On 10/24/19 2:17 PM, Tom Lane wrote:
Laurenz Albe <laurenz.albe@xxxxxxxxxxx> writes:
On Wed, 2019-10-23 at 13:00 -0600, Stuart McGraw wrote:
It is less sensible with compound values where the rule can apply to
individual scalar components.
I agree that JSON can sensibly be viewed as a composite value, but ...
And indeed that is what Postgresql does
for another compound type:
# select array_replace(array[1,2,3],2,NULL);
array_replace
---------------
{1,NULL,3}
The returned value is not NULL. Why the inconsistency between the array
type and json type?
... the flaw in this argument is that the array element is actually
a SQL NULL when we're done. To do something similar in the JSON case,
we have to translate SQL NULL to JSON null, and that's cheating to
some extent. They're not the same thing (and I'll generally resist
proposals to, say, make SELECT 'null'::json IS NULL return true).

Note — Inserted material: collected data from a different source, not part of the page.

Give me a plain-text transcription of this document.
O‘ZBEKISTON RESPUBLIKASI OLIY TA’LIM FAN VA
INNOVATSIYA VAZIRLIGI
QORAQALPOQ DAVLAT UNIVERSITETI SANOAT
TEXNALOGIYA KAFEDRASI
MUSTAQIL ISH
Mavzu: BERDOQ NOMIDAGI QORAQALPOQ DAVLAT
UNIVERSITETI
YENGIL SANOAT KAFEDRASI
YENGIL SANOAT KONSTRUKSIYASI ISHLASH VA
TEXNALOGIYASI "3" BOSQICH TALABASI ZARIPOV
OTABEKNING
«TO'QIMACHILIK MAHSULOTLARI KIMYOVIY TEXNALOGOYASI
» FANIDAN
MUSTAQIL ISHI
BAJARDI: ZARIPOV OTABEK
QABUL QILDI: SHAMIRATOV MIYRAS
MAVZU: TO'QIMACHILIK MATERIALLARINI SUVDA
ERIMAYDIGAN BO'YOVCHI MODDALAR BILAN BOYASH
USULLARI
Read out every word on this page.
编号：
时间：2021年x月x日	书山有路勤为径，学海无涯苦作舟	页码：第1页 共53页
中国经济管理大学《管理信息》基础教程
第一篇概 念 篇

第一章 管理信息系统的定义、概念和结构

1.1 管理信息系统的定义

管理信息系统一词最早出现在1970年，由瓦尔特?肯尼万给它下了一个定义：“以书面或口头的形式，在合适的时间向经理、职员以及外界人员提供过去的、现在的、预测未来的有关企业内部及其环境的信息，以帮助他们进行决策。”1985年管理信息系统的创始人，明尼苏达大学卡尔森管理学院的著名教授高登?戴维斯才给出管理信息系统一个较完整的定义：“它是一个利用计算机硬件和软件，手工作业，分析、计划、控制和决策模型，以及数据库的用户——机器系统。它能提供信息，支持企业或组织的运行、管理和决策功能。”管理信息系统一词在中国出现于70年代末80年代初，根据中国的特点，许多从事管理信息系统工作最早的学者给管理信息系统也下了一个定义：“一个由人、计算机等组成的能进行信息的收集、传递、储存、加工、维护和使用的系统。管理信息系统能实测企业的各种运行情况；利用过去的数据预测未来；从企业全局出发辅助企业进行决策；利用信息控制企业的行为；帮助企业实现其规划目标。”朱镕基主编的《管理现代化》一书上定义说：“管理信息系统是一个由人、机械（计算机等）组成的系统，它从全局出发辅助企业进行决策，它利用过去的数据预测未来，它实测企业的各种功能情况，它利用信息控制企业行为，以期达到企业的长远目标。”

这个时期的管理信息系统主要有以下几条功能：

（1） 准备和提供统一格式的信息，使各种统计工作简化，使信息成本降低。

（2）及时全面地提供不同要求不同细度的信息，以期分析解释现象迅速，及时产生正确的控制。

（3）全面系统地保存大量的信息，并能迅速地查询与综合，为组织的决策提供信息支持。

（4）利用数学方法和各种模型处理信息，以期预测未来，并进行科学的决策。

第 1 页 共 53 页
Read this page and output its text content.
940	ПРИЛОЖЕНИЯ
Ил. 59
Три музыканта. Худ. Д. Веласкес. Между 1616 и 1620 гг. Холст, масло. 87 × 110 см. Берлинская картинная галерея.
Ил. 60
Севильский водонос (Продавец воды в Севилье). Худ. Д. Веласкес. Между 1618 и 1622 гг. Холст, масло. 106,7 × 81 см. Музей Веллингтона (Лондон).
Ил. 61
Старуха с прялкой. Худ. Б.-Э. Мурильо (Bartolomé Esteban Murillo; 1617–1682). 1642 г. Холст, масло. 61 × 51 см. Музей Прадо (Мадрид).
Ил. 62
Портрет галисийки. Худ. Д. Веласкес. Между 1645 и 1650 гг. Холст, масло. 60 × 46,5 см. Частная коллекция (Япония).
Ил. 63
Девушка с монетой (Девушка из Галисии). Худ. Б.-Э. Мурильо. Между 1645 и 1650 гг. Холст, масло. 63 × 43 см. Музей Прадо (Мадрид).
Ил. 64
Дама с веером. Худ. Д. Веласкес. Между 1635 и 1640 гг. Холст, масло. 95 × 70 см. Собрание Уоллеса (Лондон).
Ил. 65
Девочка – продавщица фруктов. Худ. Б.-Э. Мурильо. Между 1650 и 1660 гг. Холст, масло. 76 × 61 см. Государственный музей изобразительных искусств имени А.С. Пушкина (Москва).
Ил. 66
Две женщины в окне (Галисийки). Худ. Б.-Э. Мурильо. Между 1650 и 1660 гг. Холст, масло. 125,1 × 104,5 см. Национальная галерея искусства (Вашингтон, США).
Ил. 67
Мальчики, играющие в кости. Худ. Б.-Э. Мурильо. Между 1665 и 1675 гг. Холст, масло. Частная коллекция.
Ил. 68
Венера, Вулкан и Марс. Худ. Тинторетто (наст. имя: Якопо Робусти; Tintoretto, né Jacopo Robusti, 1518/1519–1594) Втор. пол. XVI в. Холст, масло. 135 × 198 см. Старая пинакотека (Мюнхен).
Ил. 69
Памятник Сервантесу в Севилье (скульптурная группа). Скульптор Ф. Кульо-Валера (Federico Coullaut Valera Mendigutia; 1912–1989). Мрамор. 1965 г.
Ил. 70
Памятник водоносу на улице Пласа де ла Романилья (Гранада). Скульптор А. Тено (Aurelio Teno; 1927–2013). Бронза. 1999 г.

Maybe it's okay to make this case work like that, but don't be too
high and mighty about it being logically clean; it isn't.
regards, tom lane
Sure, but my point was not that this was a perfect "logically clean"
answer, just that the argument, which was made multiple times, that
the entire result should be NULL because "that's the way SQL NULLs
work" is not really right.
It does seem to me that mapping NULL to "null" is likely a workable
approach but that's just my uninformed opinion.